マイノリティーな彼との恋愛法
大晦日とお正月三が日をしっかり実家で過ごしたあとは、仕事も始まるのでアパートに帰った。
年末年始で甘やかしまくった自分の体にムチを打つこともなく、ダラけた状態で朝を迎え、またいつもの日常が戻ってきた。

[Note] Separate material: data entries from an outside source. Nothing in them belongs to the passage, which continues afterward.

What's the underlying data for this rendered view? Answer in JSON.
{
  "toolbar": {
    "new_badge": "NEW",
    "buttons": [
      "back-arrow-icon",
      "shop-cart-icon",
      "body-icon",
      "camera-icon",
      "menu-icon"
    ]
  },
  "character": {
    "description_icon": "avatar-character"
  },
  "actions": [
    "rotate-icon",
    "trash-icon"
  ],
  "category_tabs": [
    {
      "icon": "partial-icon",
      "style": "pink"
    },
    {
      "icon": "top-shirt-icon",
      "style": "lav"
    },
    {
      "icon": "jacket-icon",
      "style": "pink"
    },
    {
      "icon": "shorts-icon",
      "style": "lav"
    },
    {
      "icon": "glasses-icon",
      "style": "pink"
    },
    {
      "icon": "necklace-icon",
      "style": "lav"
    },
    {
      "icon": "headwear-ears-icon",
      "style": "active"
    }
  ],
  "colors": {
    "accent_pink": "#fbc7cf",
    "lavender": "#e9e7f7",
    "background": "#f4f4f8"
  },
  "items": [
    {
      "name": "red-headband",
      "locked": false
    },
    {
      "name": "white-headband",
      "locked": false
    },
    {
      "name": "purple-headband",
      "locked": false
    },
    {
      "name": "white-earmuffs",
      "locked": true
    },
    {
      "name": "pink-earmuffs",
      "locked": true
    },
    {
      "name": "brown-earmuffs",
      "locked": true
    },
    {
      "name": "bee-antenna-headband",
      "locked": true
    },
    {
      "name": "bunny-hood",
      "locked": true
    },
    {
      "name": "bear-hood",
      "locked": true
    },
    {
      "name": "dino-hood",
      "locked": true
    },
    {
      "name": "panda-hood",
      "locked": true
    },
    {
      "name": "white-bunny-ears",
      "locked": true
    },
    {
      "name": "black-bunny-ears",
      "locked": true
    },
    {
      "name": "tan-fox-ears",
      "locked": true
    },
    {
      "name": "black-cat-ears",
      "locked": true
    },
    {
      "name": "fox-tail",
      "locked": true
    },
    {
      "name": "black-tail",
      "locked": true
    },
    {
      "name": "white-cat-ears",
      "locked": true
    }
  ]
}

満員の地下鉄に乗り込んで、ぎゅうぎゅうにキツい車内で踏ん張って会社へ向かう。
当たり前の毎日を、またこれから送るのだ。
年末年始はずっとため息ばかりついて過ごしていたけれど、職場であるオフィスビルが見えてきたあたりで後ろから「春野さーん!」という元気な声が聞こえてきた。
この声は、風花ちゃんだ。
「おはようございますっ」
「おはよ〜。明けましておめでとう」
「あけおめでーす」
もう彼女の言葉遣いには何も突っ込まない。彼女と付き合っていくうちに慣れてしまったのだ。
お客様相手にはまともな口を聞いているので、切り替えてるならヨシとしようと目をつぶっている。
むしろ、ことよろと続けなかっただけでも評価してあげたくなった。
「風花ちゃん。仕事、戻そっか」
「え?」
私が不意に声をかけたので、隣を歩いている風花ちゃんがビックリしたように目を丸くした。
「だって先月、けっこう頑張ってたじゃない。イヤイヤながらも残業もしてたし、私が手伝ってた分、そろそろ戻してもいいかなーって。もちろんいっぱいいっぱいにならないようにサポートするから。どう?」
「で、でもまたミス連発するかもしれませんよ?」
「たぶん大丈夫。今の風花ちゃんならね。ダブルチェックじゃなくて、トリプルチェックすればミスは格段に減るよ」
ね、と微笑みかけると、彼女は少しばかり不安は見せたもののコクンとうなずいた。頑張りますという言葉を添えて。
「春野さん…………アネゴって呼んでもいいですか?」
「絶っっ対やめて」
朝から2人で笑い合っていたら、ちょうどオフィスビルから作業着姿の男性が3人で歩いてくるのが見えた。
それは遠くからでも誰なのかがハッキリ分かってしまい、グワッと心臓を鷲掴みにされたみたいに胸が苦しくなった。